Draquila – l’Italia che trema, di Sabina Guzzanti, 2010

Continua la programmazione di DRAQUILA, ultime repliche da Venerdì 21 a Domenica  23 Maggio. Qui orari&prezzi. Vi aspettiamo!

Un film di Sabina Guzanti. Con Sabina Guzzanti. Documentario, durata 93 min. – Italia 2010.

Trama:Documentario di Sabina Guzzanti sul post-terremoto in Abruzzo. “Trema l’Italia. Per i privilegi di pochi, per le leggi ad personam, per l’appropriazione indebita dei fondi pubblici, per la corruzione, per le caste, per i servizi negati ai cittadini, per la speculazione edilizia. Trema e si sgretola lentamente. Non restare a guardare. Dai una scossa al cambiamento. Il diritto di espressione è il cemento della democrazia.”

Nota critica: […] Nelle scene iniziali del film, la Guzzanti non nasconde certo le sue idee politiche, ma man mano che questo «diario» filmato procede ha la capacità di mettere da parte le proprie certezze per far parlare i fatti e le persone, utilizzando in abile alternanza la propria (contenuta) presenza in video come intervistatrice e un più «oggettivo» commento fuori campo. E soprattutto lasciando che lo spazio delle riprese sia conquistato soprattutto dalla forza – spesso contraddittoria – delle facce e delle voci degli aquilani. Così che, conoscendo il protagonismo dei nostri comici, si finisce per ammirare ancora di più la capacità di silenzio della Guzzanti, anche davanti a frasi e gesti che avrebbero facilmente innescato repliche ironiche o sarcastiche. Ma è proprio così, lasciando scivolare lo spettatore dentro l’ orrore di una situazione che nessuno mette in discussione, tanto meno una balbettante opposizione (perché si pensa solo a costruire nuovi appartamenti e nessuno ha un piano per far rivivere la città lesionata? perché nessuno dice che in quelle case nuove non si può nemmeno appendere un chiodo?), è esattamente così che Draquila assume pian piano una forza che va ben al di là delle pur inquietanti domande a cui le offensive risate dei faccendieri edili e le granitiche certezze dei paladini della ricostruzione si guardano bene dal rispondere. Una forza che nessun comizio può avere e che invece possiede lo sguardo sulla realtà che la Guzzanti ha il coraggio e la forza di mostrare. Soprattutto quando quella realtà assomiglia sempre di più a un incubo orwelliano.
di Paolo Mereghetti  Da Il Corriere della Sera, 4 maggio 2010

Nota sulla regista: Novembre 2003. Raiot chiude i battenti e Sabina Guzzanti lascia la Rai con una consapevolezza in più, il dovere di battersi per il diritto di espressione.
Verve comica, ironia, il tagliente punto di vista sull’attualità, saranno le sue armi vincenti.
La sua missione, dopo una lunga esperienza televisiva in programmi cult dove ha partecipato come autrice e interprete, è stata quella di raccontare la verità e far luce sugli eventi bui della storia contemporanea italiana.
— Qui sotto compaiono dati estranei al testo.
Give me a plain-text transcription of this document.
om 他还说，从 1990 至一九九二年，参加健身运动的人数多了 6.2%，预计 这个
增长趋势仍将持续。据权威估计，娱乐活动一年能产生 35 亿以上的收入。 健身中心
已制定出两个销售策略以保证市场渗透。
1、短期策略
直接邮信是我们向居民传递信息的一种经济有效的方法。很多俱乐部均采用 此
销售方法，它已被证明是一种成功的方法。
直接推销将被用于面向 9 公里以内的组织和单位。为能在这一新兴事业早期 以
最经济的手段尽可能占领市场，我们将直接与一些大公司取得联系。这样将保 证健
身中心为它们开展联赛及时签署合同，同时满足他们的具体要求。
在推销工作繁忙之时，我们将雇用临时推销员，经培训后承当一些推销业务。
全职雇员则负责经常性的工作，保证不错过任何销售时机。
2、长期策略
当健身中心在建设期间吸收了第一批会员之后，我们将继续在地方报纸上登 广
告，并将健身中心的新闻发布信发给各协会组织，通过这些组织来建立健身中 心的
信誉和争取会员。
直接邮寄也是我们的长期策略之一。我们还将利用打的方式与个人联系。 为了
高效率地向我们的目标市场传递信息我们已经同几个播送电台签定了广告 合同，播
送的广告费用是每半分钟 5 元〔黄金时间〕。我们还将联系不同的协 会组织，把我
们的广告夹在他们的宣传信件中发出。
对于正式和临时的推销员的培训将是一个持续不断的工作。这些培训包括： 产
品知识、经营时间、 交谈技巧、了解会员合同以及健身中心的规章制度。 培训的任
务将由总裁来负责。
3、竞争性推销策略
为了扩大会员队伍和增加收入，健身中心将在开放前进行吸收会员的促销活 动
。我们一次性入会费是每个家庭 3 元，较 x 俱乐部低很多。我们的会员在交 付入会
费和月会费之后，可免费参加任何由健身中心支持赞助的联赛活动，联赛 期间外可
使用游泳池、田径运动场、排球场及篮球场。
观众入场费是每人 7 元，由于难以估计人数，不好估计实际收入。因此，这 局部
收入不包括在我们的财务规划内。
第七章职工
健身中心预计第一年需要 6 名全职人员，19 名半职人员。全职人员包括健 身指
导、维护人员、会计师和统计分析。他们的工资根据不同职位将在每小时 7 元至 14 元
Il bavaglio messo a Raiot la porta a girare il film documentario Viva Zapatero! (2005), con l’intento di denunciare la scarsa libertà di espressione presente nel nostro Paese. In seguito al grande successo di pubblico, si metterà nuovamente dietro alla macchina da presa per Le ragioni dell’aragosta (2007), commedia che riunisce nel cast tutti gli attori di Avanzi. I suoi film generano molte polemiche e aggressioni sui media, ma il pubblico continua a darle grande fiducia. La libertà di pensiero premia. Con questa convinzione torna alla regia.

Draquila. L’Italia che trema. è il suo quarto lungometraggio. Un reportage approfondito sugli eventi legati al terremoto dell’Aquila e un racconto intenso e sconvolgente su come la svolta autoritaria incida sulle persone comuni.

Sabina Guzzanti si è sempre impegnata su diversi fronti: cinema, televisione, scrittura, musica, impegno politico e molto teatro con spettacoli comico satirici in cui si sommano le sue eccezionali capacità di performer ad una costante ricerca di nuove forme di drammaturgia.